Structural Nuance in the Double Helix and its Biological Role

Minor Groove Insertion of Scr Residues His−12 and Arg3 in fkh250

Minor Groove Insertion of Scr Residues His−12 and Arg3 in fkh250. (A) Electron densities for Arg3 and His−12 in the fkh250 complex. (B) Details of the His−12–Arg3 interaction and water-mediated interactions with Thy14, Thy29, and Thy30 of fkh250

Although the basic structure of the double helix has been known since the classic work of Watson and Crick. it has become increasingly clear that the helix is not regular and that its shape depends on nucleotide sequence. In two recent papers in Cell and Nature, Barry Honig, Richard Mann and their colleagues in C2B2 and the Department of Biochemistry and Molecular Biophysics have shown that sequence-dependent variations in the helix shape allow DNA-binding proteins to recognize their specific binding sites.
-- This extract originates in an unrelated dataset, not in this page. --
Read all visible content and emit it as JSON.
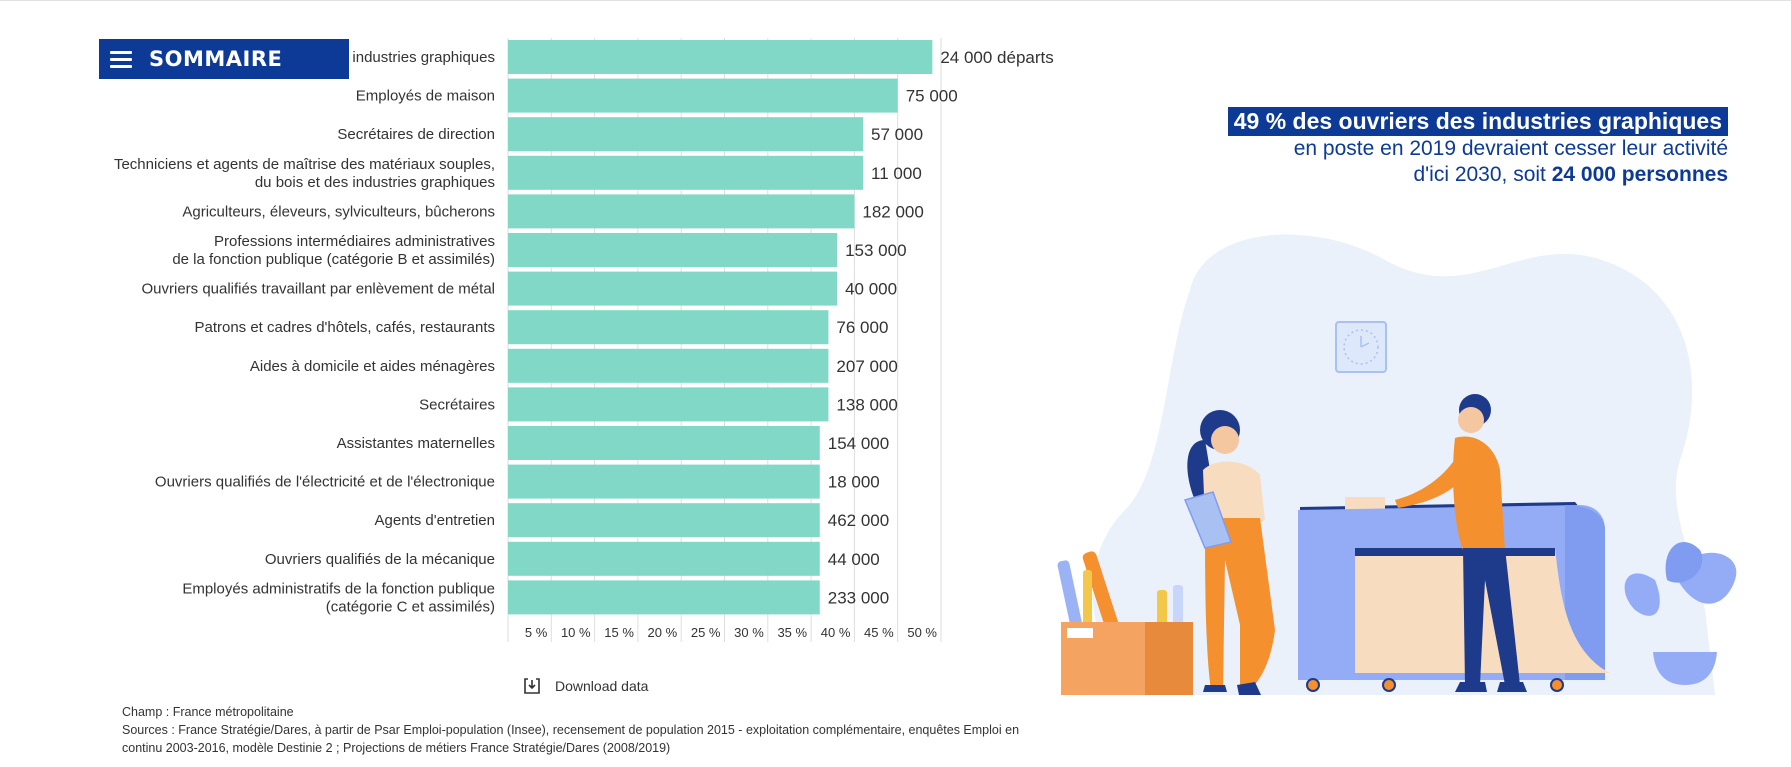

This discovery was based initially on studies of Hox proteins that play a role in determining the anterior/posterior axis of embryos. Different Hox proteins must bind their various DNA targets with high specificity, and it was unclear how this was achieved. The researchers found that Hox proteins were able to recognize the width of the minor groove through the insertion of arginines in sites where the groove was narrow (Cell, 131:530, 2007). The newest findings, published in (Nature 461:1248, 2009), establish the generality of this mechanism and explain it physical origins. Specifically, short AT rich regions have an intrinsic tendency to narrow grooves and this in turn enhances the negative electrical potential of the DNA in this region, thus attracting positively charged arginines on protein surfaces. These findings are expected to have major impact on our ability to predict the DNA targets of different transcription factors.